Duolingo Inc (DUOL)

Solvency ratios

Mar 31, 2024 Dec 31, 2023 Sep 30, 2023 Jun 30, 2023 Mar 31, 2023 Dec 31, 2022 Sep 30, 2022 Jun 30, 2022 Mar 31, 2022
Debt-to-assets ratio 0.00 0.00 0.00 0.00 0.00 0.00 0.00 0.00 0.00 0.00 0.00 0.00
Debt-to-capital ratio 0.00 0.00 0.00 0.00 0.00 0.00 0.00 0.00 0.00 0.00 0.00
Debt-to-equity ratio 0.00 0.00 0.00 0.00 0.00 0.00 0.00 0.00 0.00 0.00 0.00
Financial leverage ratio 1.50 1.46 1.42 1.40 1.40 1.38 1.34 1.33 1.31 1.29 1.21

Duolingo Inc's solvency ratios, as depicted by the debt-to-assets, debt-to-capital, and debt-to-equity ratios, consistently show a value of 0.00 across the reporting periods provided.
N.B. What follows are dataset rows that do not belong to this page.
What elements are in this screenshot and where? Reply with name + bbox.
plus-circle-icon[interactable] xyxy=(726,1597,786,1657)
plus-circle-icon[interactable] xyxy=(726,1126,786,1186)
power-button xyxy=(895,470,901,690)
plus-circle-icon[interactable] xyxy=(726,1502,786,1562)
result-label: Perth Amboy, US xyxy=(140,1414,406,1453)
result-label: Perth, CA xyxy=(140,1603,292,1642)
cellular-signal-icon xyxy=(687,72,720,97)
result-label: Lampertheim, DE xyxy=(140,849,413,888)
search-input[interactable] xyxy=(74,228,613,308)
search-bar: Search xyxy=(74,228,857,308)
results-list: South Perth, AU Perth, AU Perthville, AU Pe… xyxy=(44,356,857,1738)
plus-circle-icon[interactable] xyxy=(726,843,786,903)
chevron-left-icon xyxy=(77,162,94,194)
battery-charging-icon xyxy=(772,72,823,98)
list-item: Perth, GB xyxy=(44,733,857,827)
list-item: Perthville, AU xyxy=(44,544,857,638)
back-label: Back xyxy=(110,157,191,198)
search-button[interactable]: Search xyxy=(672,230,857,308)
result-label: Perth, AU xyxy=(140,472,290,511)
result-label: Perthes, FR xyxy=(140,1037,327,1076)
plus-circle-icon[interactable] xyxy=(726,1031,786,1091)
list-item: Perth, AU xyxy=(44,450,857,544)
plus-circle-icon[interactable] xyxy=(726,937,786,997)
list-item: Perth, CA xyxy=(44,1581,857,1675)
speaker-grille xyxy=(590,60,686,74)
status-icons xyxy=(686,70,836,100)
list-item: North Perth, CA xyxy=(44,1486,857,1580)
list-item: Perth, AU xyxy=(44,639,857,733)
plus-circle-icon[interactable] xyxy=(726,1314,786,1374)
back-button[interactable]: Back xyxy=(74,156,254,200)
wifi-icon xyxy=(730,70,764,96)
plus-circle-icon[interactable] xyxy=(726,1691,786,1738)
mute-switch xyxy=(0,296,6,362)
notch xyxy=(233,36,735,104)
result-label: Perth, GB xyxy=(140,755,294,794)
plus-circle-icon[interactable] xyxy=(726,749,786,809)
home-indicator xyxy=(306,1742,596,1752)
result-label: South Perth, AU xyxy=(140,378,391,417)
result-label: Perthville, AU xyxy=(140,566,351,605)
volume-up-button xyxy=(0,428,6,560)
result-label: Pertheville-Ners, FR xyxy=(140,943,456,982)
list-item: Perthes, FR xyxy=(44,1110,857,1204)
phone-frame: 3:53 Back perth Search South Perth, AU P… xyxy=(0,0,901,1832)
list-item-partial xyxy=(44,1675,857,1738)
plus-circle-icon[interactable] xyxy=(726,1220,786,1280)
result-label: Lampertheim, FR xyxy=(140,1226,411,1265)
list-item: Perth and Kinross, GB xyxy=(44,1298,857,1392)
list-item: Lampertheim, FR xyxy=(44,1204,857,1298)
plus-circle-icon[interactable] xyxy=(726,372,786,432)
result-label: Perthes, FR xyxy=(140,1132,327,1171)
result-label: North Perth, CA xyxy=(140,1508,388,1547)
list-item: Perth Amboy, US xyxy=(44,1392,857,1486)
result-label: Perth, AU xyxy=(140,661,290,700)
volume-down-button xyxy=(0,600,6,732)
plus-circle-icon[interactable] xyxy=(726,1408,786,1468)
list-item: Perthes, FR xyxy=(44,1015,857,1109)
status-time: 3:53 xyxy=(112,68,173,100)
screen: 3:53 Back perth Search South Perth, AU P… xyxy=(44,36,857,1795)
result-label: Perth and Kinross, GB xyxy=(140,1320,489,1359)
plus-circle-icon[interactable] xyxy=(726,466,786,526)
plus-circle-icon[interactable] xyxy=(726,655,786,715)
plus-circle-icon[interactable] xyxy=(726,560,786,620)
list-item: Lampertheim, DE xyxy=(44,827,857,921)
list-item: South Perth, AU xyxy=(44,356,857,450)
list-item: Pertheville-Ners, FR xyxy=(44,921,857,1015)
This suggests that the company has not utilized debt as a source of financing relative to its assets, capital, or equity during the specified timeframe.

Additionally, the financial leverage ratio has been gradually increasing over the periods, starting from 1.21 on March 31, 2022, and reaching 1.50 on March 31, 2024. This indicates that the company's reliance on debt and other fixed obligations has been growing over time in relation to its equity. It is essential for stakeholders to monitor this trend closely, as a higher financial leverage ratio could potentially indicate increased financial risk and may impact the company's financial stability and ability to meet its debt obligations in the future.


Coverage ratios

Mar 31, 2024 Dec 31, 2023 Sep 30, 2023 Jun 30, 2023 Mar 31, 2023 Dec 31, 2022 Sep 30, 2022 Jun 30, 2022 Mar 31, 2022
Interest coverage -72.85 -8.13 -6.71 -7.89 -8.22 -17.61 -178.47 -209.46

The interest coverage ratio for Duolingo Inc has been fluctuating over the past several quarters, ranging from negative figures to extremely low positive ratios. The interest coverage ratio measures the company's ability to meet its interest obligations on debt with its operating income. A negative interest coverage ratio indicates that the company is not generating enough operating income to cover its interest expenses, which could be a cause for concern as it may indicate financial distress.

Duolingo's interest coverage ratio has shown a declining trend since the beginning of the time series, reaching very low levels in the most recent quarters. The significant negative ratios in some periods, particularly in the last two quarters, suggest that the company may be struggling to generate sufficient income to cover its interest costs.

Overall, based on the trend of the interest coverage ratios, it appears that Duolingo Inc may be facing challenges in meeting its interest obligations with its current level of operating income. Investors and stakeholders should monitor this ratio closely as it can provide insights into the company's financial health and ability to service its debt.